Labels from folder, validation from csv?

Hi, I have a bunch of images that I just want to do basic classification on. The images are in separate folders according to label (as in Lesson 1 of the course). Those folders are contained in a parent folder. However, now I’d like to tell the model which images to use as a validation set. I have a csv file (also in the parent folder) with names of all the images that I wish to use as a validation set (the list contains a bunch of file names from each of the categories). I can’t find a way to do get labels from folders and the validation split from a csv (or txt or whatever). The documentation doesn’t mention much about the .split_from_whatever() methods (even though they are used in Lesson 3 of the course). The data block API thing is completely incomprehensible to me and I don’t understand what goes with what on that webpage…

Here is what I’m trying:

data = (ItemList.from_folder(path)
.split_by_fname_file(path + ‘valid.csv’)
.label_from_folder()
.databunch(bs=bs)
.normalize(imagenet_stats))

I really need to do this for work. Please use layman language, I’m a complete noob.

When all things fail just create a csv file with all the filenames and a column with valid=True for your validation images.
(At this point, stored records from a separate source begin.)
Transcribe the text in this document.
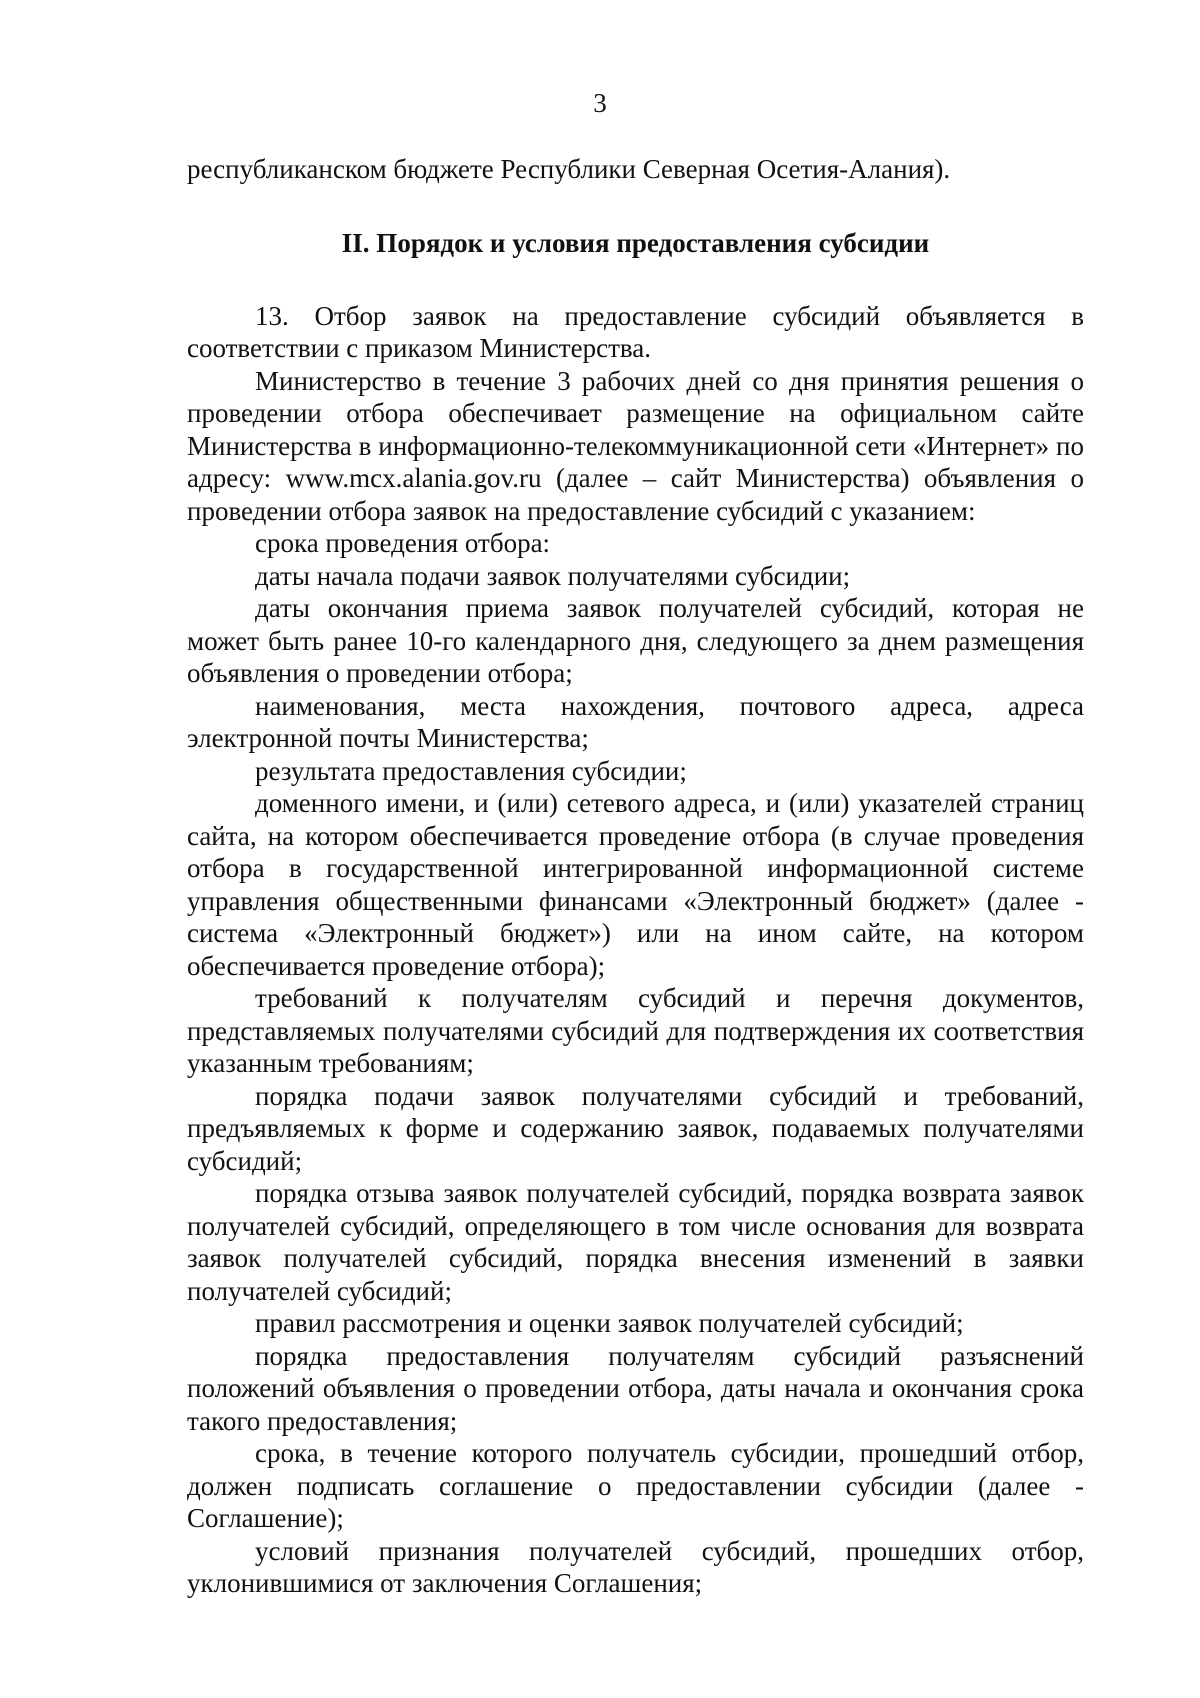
3

республиканском бюджете Республики Северная Осетия-Алания).

II. Порядок и условия предоставления субсидии

13. Отбор заявок на предоставление субсидий объявляется в соответствии с приказом Министерства.

Министерство в течение 3 рабочих дней со дня принятия решения о проведении отбора обеспечивает размещение на официальном сайте Министерства в информационно-телекоммуникационной сети «Интернет» по адресу: www.mcx.alania.gov.ru (далее – сайт Министерства) объявления о проведении отбора заявок на предоставление субсидий с указанием:

срока проведения отбора:

даты начала подачи заявок получателями субсидии;

даты окончания приема заявок получателей субсидий, которая не может быть ранее 10-го календарного дня, следующего за днем размещения объявления о проведении отбора;

наименования, места нахождения, почтового адреса, адреса электронной почты Министерства;

результата предоставления субсидии;

доменного имени, и (или) сетевого адреса, и (или) указателей страниц сайта, на котором обеспечивается проведение отбора (в случае проведения отбора в государственной интегрированной информационной системе управления общественными финансами «Электронный бюджет» (далее - система «Электронный бюджет») или на ином сайте, на котором обеспечивается проведение отбора);

требований к получателям субсидий и перечня документов, представляемых получателями субсидий для подтверждения их соответствия указанным требованиям;

порядка подачи заявок получателями субсидий и требований, предъявляемых к форме и содержанию заявок, подаваемых получателями субсидий;

порядка отзыва заявок получателей субсидий, порядка возврата заявок получателей субсидий, определяющего в том числе основания для возврата заявок получателей субсидий, порядка внесения изменений в заявки получателей субсидий;

правил рассмотрения и оценки заявок получателей субсидий;

порядка предоставления получателям субсидий разъяснений положений объявления о проведении отбора, даты начала и окончания срока такого предоставления;

срока, в течение которого получатель субсидии, прошедший отбор, должен подписать соглашение о предоставлении субсидии (далее - Соглашение);

условий признания получателей субсидий, прошедших отбор, уклонившимися от заключения Соглашения;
I am suggesting you to use split_by_idxs and from_csv methods.

Thank you for your answer. Can I please just clarify: how do I then indicate the labels? Should I still split my images into folders by label or do I need to say what labels they are in the csv file somehow? And if the latter, how do I store these labels? Thanks for your time!

The label would be the second column of the csv table. Look at the docs. No you don’t need to split your images. If the third column has valid=True then that image would be included in the validation set and otherwise not.